Simon Myerson said...

You cannot be called as a Barrister until you have done the BVC. You cannot call yourself a practising barrister until you have completed pupillage. I do not know whether the rules are different in your home jurisdiction or whether, given that you want to qualify in the UK, the UK rules take precedence.

As far as I can see, there is no reason why you should not do the BVC followed by the LPC providing that you don't call yourself a barrister. But that is not a definitive answer. To get that you need to write to the Bar Standards Board and they will ensure that you don't go wrong.

sean said...

I have to agree with barrister2b on the topic of people reading up on a subject before commenting on the subject. As regards the idea of transferring to being a solicitor and then gaining rights of audience and jumping back to the bar.

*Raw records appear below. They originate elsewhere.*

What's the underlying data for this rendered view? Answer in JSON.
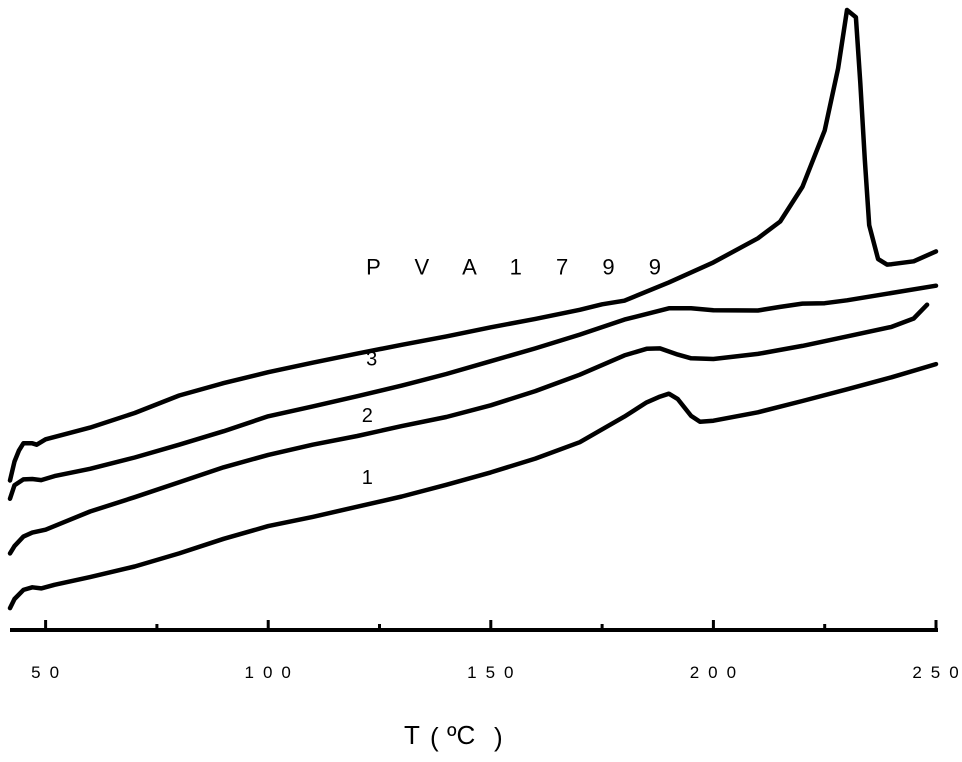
{
  "chart_data": {
    "type": "line",
    "title": "",
    "xlabel": "T ( ℃ )",
    "xlabel_parts": {
      "symbol": "T",
      "open": "(",
      "unit": "ºC",
      "close": ")"
    },
    "ylabel": "",
    "xlim": [
      42,
      250
    ],
    "xticks_major": [
      50,
      100,
      150,
      200,
      250
    ],
    "xtick_labels": [
      "50",
      "100",
      "150",
      "200",
      "250"
    ],
    "xticks_minor": [
      75,
      125,
      175,
      225
    ],
    "y_axis_shown": false,
    "grid": false,
    "series": [
      {
        "name": "1",
        "x": [
          42,
          43,
          45,
          47,
          49,
          52,
          60,
          70,
          80,
          90,
          100,
          110,
          120,
          130,
          140,
          150,
          160,
          170,
          180,
          185,
          188,
          190,
          192,
          195,
          197,
          200,
          210,
          220,
          230,
          240,
          250
        ],
        "y": [
          6,
          8.5,
          11,
          11.7,
          11.4,
          12.4,
          14.5,
          17.4,
          21,
          25,
          28.5,
          31,
          33.8,
          36.6,
          39.8,
          43.2,
          47,
          51.5,
          58.5,
          62.4,
          64,
          64.8,
          63.3,
          58.7,
          57.1,
          57.4,
          59.7,
          62.8,
          66,
          69.3,
          72.9
        ]
      },
      {
        "name": "2",
        "x": [
          42,
          43,
          45,
          47,
          50,
          55,
          60,
          70,
          80,
          90,
          100,
          110,
          120,
          130,
          140,
          150,
          160,
          170,
          180,
          185,
          188,
          192,
          195,
          200,
          210,
          220,
          230,
          240,
          245,
          248
        ],
        "y": [
          21,
          23,
          25.6,
          26.7,
          27.5,
          30,
          32.5,
          36.4,
          40.5,
          44.6,
          48,
          50.8,
          53.2,
          55.9,
          58.4,
          61.6,
          65.5,
          70,
          75.3,
          77.1,
          77.2,
          75.5,
          74.5,
          74.3,
          75.7,
          77.9,
          80.5,
          83.1,
          85.4,
          89.2
        ]
      },
      {
        "name": "3",
        "x": [
          42,
          43,
          45,
          47,
          49,
          52,
          60,
          70,
          80,
          90,
          100,
          110,
          120,
          130,
          140,
          150,
          160,
          170,
          180,
          190,
          195,
          200,
          210,
          215,
          220,
          225,
          230,
          240,
          250
        ],
        "y": [
          36,
          39.7,
          41.3,
          41.4,
          41.1,
          42.2,
          44.2,
          47.3,
          50.8,
          54.5,
          58.6,
          61.3,
          64.1,
          67,
          70.2,
          73.7,
          77.2,
          81,
          85.1,
          88.2,
          88.2,
          87.7,
          87.6,
          88.6,
          89.5,
          89.6,
          90.4,
          92.4,
          94.4
        ]
      },
      {
        "name": "PVA 1799",
        "x": [
          42,
          43,
          44,
          45,
          47,
          48,
          50,
          55,
          60,
          70,
          80,
          90,
          100,
          110,
          120,
          130,
          140,
          150,
          160,
          170,
          175,
          180,
          190,
          200,
          210,
          215,
          220,
          225,
          228,
          230,
          232,
          233,
          234,
          235,
          237,
          239,
          240,
          245,
          250
        ],
        "y": [
          41,
          46.2,
          49.2,
          51.2,
          51.2,
          50.8,
          52.3,
          53.9,
          55.5,
          59.5,
          64.3,
          67.7,
          70.7,
          73.3,
          75.8,
          78.2,
          80.5,
          83,
          85.3,
          87.8,
          89.3,
          90.3,
          95.3,
          100.8,
          107.4,
          112,
          121.5,
          137,
          154,
          170,
          168,
          150,
          129,
          111,
          101.7,
          100.2,
          100.3,
          101.1,
          103.8
        ]
      }
    ],
    "curve_labels": [
      {
        "series": "1",
        "text": "1",
        "x": 121,
        "y": 40
      },
      {
        "series": "2",
        "text": "2",
        "x": 121,
        "y": 57
      },
      {
        "series": "3",
        "text": "3",
        "x": 122,
        "y": 72.5
      },
      {
        "series": "PVA 1799",
        "text": "P V A 1 7 9 9",
        "x": 122,
        "y": 97.5
      }
    ]
  }
}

That is the idea that I appear to be heading towards myself at the moment and my the senior solicitor where i work is agreeing with. Is the idea slightly on the crazy side. Of course it is but then again so is joining a profession where three quarters of those whom pass the first stage (the bvc) never will not get a pupillage. Now that we have established that we are all crazy in this situation we must look to the future.

In my situation I have passed the BVC and been called to the bar. No pupillage in sight. I have worked for 6 months in a solicitors. I have 4 years left to get a pupillage. In attempting to gain a pupillage i need legal experience with as much advocacy as possilbe. If i happen to be carrying that on for 2 years in 3 areas of law then i qualify for the Law Society's 2 years of required experience to become a solicitor and only need to pass some exams.

My thought is that if this is still heading me in the direction of pupillage and the only difference is some exams then why not take the opportunity and add being a solicitor to the CV, it can not make the cv any worse. In the worst case that you do not gain pupillage then at least you are still a lawyer.

For those that are not sure that this route is real the I can refer you to th Qualified Lawyers Transfer Regulations 1990. regulation 6 is the one you would use if you are called to the Bar in England. They are available at http://www.sra.org.uk/solicitors/qltt.page.

Training Contracts for Solicitors said...

Qualified lawyers from overseas jurisdictions may be eligible to transfer to the roll of solicitors of England and Wales under the Qualified Lawyers Transfer Regulations 1990.

Applicants from most jurisdictions are required to complete successfully the Qualified Lawyers Transfer Test, if they meet the eligibility criteria.